Belfast Telegraph

MEP De Rossa announces retirement

Labour MEP Proinsias De Rossa is retiring from frontline politics next month, the party has revealed.

After 30 years serving as a TD and in Europe, the 71-year-old Dublin representative is to retire from the Strasbourg parliament. Tanaiste and Labour leader Eamon Gilmore described him as an inspiration and a great campaigning politician.

"Proinsias has an outstanding record in public life going back 30 years. He has been a great friend and colleague, and on a personal level, was a real inspiration to me when I was first elected as a TD," Mr Gilmore said.

"His reputation among his colleagues and friends, and indeed even among his adversaries in the European Parliament, is that of a passionate, hard-working and dedicated representative of Ireland.
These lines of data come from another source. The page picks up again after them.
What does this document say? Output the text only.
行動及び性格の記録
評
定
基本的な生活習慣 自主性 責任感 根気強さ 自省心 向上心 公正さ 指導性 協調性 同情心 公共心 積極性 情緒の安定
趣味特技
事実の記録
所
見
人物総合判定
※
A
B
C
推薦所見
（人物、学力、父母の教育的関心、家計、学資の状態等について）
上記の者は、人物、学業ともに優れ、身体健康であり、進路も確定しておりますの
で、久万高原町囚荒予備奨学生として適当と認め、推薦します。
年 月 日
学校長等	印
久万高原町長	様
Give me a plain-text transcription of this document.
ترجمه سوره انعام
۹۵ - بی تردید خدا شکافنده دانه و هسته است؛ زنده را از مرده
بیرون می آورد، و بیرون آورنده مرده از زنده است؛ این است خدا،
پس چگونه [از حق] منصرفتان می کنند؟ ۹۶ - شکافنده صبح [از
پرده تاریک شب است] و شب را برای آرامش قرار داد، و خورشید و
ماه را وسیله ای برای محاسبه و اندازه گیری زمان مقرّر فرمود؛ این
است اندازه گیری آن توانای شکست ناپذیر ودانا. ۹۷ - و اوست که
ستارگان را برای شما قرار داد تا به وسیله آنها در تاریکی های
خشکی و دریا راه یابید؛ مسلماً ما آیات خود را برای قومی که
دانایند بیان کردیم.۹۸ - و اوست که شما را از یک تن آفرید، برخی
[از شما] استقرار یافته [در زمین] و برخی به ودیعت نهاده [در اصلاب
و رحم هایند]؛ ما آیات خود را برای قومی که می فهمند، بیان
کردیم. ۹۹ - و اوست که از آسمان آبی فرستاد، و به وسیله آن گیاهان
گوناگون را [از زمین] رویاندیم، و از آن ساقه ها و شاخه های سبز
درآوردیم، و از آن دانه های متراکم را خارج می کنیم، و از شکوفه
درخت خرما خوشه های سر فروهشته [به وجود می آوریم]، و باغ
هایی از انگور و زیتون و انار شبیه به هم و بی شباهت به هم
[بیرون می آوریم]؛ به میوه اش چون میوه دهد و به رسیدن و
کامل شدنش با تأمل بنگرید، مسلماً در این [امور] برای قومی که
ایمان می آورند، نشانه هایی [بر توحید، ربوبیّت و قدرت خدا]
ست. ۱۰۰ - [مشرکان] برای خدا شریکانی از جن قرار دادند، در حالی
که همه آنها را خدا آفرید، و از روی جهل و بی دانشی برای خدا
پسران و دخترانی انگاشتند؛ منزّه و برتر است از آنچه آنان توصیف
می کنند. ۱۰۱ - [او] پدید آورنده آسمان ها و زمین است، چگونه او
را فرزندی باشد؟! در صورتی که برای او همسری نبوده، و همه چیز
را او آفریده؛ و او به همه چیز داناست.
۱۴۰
"Proinsias will be sorely missed by his colleagues both here in Ireland and in the European Parliament, and while I hope and trust that he will enjoy his retirement, I also hope that he will not be a stranger, and that as a party, we will be able to lean on his vast experience and expertise from time to time."

Mr De Rossa said he hoped to use his retirement to continue to push for alternative responses to Europe-wide austerity economics, the deepening of EU democracy and the recognition of a Palestinian state.

After 25 years as a local activist, he served as a TD for Finglas and Ballymun from 1982. He contested four elections before securing a seat and first went to Europe between 1989 and 1992.

He was Minister for Social Welfare between 1994 and 1997 in the Rainbow Coalition before securing a seat for a second time in European elections in 1999.

"My work as a public representative for 30 years, and before that my 25 years as a grassroots political activist, has always been motivated by a desire to change society for the better," he said.

"I have dedicated all my energies to the pursuit of peace and the elimination of poverty and inequality through peaceful change, and the deepening of democracy."